PESHAWAR, April 28: Provincial Health Minister Inayatullah Khan declared in categorical terms on Wednesday that the provincial government would not allow import of Indian, Iranian and Chinese medicines on the pretext that their drugs were cheaper and better in quality.

The local pharmaceutical industrial units would suffer a setback if the restriction on its import was lifted. The health minister was speaking at a day-long seminar on "Health care regulations" here at Lady Reading Hospital, organized by the Postgraduate Medical Institute.

Mr Inayatullah said that over 500 pharmaceutical units were operating in the country, manufacturing quality products at reasonable rates. He said multinational companies were engaged in a baseless propaganda campaign against local manufacturers.

He said a 500-bed hospital in Swat and a 300-bed hospital in Bannu were being established which would be equipped with latest equipments of international standard.

The minister said that specialist doctors, trained nurses and qualified paramedics would also be deployed at district hospitals to lessen burden on big hospitals in Peshawar.

He said out of 900 basic health units in the province, 600 were under-utilized, and as such LHVs and dispensers in remote and far-flung areas were functioning as doctors.

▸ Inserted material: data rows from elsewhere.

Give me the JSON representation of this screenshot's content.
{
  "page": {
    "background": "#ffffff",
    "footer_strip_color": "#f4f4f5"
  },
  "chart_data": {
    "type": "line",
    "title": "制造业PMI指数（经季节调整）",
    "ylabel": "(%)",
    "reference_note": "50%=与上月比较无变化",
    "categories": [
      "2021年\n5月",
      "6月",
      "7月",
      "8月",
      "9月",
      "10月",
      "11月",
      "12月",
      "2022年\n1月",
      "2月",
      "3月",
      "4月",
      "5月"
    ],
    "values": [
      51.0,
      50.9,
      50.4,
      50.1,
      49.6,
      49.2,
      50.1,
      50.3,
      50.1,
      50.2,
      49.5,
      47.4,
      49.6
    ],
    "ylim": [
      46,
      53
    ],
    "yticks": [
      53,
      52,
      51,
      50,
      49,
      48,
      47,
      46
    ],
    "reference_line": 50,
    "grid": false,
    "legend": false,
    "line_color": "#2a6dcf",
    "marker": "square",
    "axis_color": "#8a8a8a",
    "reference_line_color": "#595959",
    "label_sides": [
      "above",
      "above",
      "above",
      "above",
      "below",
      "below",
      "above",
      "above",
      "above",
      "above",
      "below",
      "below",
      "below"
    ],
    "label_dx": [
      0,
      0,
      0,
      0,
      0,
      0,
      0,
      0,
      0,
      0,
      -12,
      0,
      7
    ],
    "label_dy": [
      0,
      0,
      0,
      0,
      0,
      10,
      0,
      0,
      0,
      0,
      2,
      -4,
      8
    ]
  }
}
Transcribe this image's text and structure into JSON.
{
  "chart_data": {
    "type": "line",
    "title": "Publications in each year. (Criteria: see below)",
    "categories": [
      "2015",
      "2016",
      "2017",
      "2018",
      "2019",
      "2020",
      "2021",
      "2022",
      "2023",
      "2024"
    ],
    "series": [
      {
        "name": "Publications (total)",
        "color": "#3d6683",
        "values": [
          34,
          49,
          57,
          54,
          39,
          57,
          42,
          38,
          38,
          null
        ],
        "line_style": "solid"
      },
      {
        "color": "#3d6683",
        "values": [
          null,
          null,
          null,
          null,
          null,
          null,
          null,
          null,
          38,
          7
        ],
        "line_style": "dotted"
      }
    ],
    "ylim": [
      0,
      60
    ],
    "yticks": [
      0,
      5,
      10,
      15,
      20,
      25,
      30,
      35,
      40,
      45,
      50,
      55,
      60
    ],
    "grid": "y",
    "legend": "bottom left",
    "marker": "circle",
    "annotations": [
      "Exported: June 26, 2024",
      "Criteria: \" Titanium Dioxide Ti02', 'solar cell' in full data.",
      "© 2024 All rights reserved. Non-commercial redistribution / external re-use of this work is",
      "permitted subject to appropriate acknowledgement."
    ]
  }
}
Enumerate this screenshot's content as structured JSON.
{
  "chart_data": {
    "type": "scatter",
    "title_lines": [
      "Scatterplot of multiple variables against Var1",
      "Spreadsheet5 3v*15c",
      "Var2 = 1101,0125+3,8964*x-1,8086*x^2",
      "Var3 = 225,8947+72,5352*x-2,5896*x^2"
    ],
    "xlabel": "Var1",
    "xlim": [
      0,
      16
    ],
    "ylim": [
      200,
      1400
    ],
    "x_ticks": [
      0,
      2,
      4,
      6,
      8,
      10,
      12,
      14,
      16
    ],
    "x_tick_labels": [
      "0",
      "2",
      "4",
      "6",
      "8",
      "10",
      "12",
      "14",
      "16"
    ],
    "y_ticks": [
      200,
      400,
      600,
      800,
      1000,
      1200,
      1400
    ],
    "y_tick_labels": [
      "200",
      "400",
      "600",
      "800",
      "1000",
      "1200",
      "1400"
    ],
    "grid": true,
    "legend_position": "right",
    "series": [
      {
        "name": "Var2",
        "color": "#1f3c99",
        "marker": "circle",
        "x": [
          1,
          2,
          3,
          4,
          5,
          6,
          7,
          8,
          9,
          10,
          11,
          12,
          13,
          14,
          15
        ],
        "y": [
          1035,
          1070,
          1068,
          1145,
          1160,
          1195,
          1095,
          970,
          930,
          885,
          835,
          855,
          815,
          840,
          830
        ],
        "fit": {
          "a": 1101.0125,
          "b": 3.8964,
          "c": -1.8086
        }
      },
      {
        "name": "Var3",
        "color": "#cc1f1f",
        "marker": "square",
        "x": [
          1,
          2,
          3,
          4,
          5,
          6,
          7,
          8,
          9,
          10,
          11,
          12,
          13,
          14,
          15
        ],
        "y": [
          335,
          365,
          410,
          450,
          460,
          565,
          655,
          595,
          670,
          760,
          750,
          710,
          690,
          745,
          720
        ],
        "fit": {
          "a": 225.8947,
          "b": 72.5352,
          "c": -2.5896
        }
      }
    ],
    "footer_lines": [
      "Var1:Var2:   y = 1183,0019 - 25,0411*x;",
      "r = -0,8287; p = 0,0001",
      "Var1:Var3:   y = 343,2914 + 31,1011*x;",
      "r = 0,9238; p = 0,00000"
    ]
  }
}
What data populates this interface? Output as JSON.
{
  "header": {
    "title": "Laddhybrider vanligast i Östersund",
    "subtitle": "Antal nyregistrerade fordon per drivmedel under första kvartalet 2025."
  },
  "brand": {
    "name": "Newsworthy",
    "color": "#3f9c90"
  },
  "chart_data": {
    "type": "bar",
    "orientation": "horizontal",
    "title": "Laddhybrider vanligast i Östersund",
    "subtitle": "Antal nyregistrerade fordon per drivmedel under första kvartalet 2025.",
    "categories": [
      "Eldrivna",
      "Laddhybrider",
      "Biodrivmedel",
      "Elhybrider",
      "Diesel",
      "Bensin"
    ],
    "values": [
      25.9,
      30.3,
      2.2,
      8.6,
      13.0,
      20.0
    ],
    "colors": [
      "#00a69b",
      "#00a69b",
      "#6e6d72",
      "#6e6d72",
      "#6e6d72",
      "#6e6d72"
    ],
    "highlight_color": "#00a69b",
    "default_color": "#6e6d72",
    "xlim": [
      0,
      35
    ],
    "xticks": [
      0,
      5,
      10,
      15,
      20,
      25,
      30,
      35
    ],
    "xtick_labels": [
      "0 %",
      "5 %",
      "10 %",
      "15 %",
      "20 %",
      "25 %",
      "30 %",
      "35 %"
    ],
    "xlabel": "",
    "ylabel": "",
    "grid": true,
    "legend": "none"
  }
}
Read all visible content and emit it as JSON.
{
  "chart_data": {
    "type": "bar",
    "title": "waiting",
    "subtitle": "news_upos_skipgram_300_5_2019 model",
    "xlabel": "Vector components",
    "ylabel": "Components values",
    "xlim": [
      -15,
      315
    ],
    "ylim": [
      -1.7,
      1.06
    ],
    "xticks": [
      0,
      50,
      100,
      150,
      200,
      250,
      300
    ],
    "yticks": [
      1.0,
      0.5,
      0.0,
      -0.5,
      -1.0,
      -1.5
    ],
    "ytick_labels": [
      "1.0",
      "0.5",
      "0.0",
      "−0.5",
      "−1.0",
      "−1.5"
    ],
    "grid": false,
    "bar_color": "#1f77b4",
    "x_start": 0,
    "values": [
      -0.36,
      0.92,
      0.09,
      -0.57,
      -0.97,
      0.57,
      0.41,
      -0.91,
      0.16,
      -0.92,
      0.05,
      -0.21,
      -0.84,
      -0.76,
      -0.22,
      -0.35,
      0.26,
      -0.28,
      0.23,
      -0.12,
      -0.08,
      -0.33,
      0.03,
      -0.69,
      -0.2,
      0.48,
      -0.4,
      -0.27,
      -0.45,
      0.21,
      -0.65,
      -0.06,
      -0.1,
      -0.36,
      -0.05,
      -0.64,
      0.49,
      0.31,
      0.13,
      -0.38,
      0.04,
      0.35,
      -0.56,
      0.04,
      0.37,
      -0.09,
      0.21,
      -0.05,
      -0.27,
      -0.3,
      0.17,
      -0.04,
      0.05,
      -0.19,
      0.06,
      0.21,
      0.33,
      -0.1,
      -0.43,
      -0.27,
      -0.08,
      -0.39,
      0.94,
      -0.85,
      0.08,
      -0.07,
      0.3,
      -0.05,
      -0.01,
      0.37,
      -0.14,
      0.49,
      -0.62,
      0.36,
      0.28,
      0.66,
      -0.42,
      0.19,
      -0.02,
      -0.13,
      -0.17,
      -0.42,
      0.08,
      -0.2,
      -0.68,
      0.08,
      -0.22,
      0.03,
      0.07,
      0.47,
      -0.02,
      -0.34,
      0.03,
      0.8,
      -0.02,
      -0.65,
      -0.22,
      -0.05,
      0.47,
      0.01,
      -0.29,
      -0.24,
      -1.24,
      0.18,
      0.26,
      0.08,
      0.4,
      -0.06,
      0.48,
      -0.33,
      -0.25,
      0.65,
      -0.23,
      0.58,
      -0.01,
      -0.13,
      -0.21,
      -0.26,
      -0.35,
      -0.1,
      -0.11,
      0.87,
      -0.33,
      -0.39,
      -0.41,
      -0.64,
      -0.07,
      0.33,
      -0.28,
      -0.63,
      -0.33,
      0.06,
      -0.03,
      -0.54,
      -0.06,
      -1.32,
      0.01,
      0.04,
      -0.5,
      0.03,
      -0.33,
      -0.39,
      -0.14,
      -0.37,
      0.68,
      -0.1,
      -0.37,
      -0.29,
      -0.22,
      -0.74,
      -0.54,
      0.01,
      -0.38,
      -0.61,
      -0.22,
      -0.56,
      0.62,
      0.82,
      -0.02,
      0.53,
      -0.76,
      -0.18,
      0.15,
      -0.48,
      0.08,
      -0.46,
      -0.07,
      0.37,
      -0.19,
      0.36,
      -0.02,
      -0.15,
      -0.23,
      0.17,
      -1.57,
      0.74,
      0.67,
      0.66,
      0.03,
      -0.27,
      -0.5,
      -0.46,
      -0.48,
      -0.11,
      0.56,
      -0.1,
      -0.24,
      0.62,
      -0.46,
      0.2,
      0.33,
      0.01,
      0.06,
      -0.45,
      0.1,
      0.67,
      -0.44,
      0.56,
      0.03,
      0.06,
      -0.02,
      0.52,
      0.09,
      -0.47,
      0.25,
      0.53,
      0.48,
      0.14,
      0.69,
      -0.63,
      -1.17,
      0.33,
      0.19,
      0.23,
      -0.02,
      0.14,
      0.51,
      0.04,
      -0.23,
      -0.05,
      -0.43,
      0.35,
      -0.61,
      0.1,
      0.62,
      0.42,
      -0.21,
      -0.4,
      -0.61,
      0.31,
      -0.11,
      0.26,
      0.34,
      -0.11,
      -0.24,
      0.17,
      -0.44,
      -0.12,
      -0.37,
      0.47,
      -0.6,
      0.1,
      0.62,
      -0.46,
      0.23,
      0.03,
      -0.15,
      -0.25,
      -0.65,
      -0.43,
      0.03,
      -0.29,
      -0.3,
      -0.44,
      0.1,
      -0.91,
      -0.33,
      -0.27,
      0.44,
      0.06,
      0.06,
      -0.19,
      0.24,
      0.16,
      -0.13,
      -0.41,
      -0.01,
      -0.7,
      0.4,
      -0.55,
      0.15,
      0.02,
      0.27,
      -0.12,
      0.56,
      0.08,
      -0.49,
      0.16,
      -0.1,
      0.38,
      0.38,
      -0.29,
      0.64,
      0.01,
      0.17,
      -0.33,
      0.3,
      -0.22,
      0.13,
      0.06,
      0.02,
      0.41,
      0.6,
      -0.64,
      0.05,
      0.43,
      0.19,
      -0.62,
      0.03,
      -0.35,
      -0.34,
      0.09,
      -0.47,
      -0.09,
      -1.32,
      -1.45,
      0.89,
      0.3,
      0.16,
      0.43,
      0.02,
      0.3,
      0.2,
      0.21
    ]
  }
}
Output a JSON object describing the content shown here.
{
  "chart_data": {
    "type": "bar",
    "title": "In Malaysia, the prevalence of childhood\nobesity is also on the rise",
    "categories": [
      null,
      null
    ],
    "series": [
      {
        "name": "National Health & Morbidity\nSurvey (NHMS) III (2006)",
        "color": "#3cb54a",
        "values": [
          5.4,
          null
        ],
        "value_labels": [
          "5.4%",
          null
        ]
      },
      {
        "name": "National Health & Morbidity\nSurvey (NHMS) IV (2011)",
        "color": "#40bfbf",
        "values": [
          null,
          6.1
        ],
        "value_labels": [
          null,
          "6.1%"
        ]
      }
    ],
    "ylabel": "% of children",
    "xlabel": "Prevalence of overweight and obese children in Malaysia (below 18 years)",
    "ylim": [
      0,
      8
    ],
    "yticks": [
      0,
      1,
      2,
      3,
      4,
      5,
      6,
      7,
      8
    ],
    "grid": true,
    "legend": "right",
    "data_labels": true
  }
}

Mr Inayatullah did not agree with the assertions of a member of the HRA while unfolding recommendations of the seminar that the government had no objective, policy or target in the health sector.

He said the health policy was very much there which might need improvement as room for improvement was always there. Earlier, Prof Abdul Mateen read out recommendations of the seminar. -APP

Our Correspondent adds: Other speakers in their speeches stressed the need for application of stringent laws to regulate medical profession, diagnostic services and sale of drugs in the province.

They also raised concern over attitude of the people associated with medical profession. "Doctors should ask themselves why people prefer to visit quacks than genuine practitioners. Doctors do not pay attention to patients' complaints in a manner quacks do," MNA Dr Donya Aziz lamented while speaking on the occasion.

Dr Donya Aziz was of the view that the Pakistan Medical and Dental Council (PMDC), being a supervisory body, had also failed to check malpractice in the medical profession. "No action is taken against doctors in case of complaints against them. The situation only leads to production of practitioners not fit for the job," she remarked.

Speaking on the occasion, chief technical adviser of the GTZ Dr Franz Von Roenne said that in most of the poor countries the affluent class got more attention of the doctors due to their wealth, status and education background.

Lack of knowledge on the part of the poor also put them at the receiving end, he said and added that funds earmarked for provision of subsidised treatment to poor was also consumed by the well-off people due to their connections with the doctors.

"Doctors concentrate more on treatment of patients than focussing on preventive measures, because treatment earn them profit," he said. Pakistan College of Pathologists President Manzoor Ahmed in his speech said that a number of fake and substandard diagnostic laboratories had sprung up all over the country which did not follow rules and regulations set by the authorities.

Citing a study, he said that out of 81 laboratories in Rawalpindi-Islamabad, only 35 had the services of trained pathologists. "The number of pathologists in Pakistan is only 1,000, which means that for every one million people, we have only 3.2 pathologists. Whereas in UK, there are 109 pathologists for one million," he added.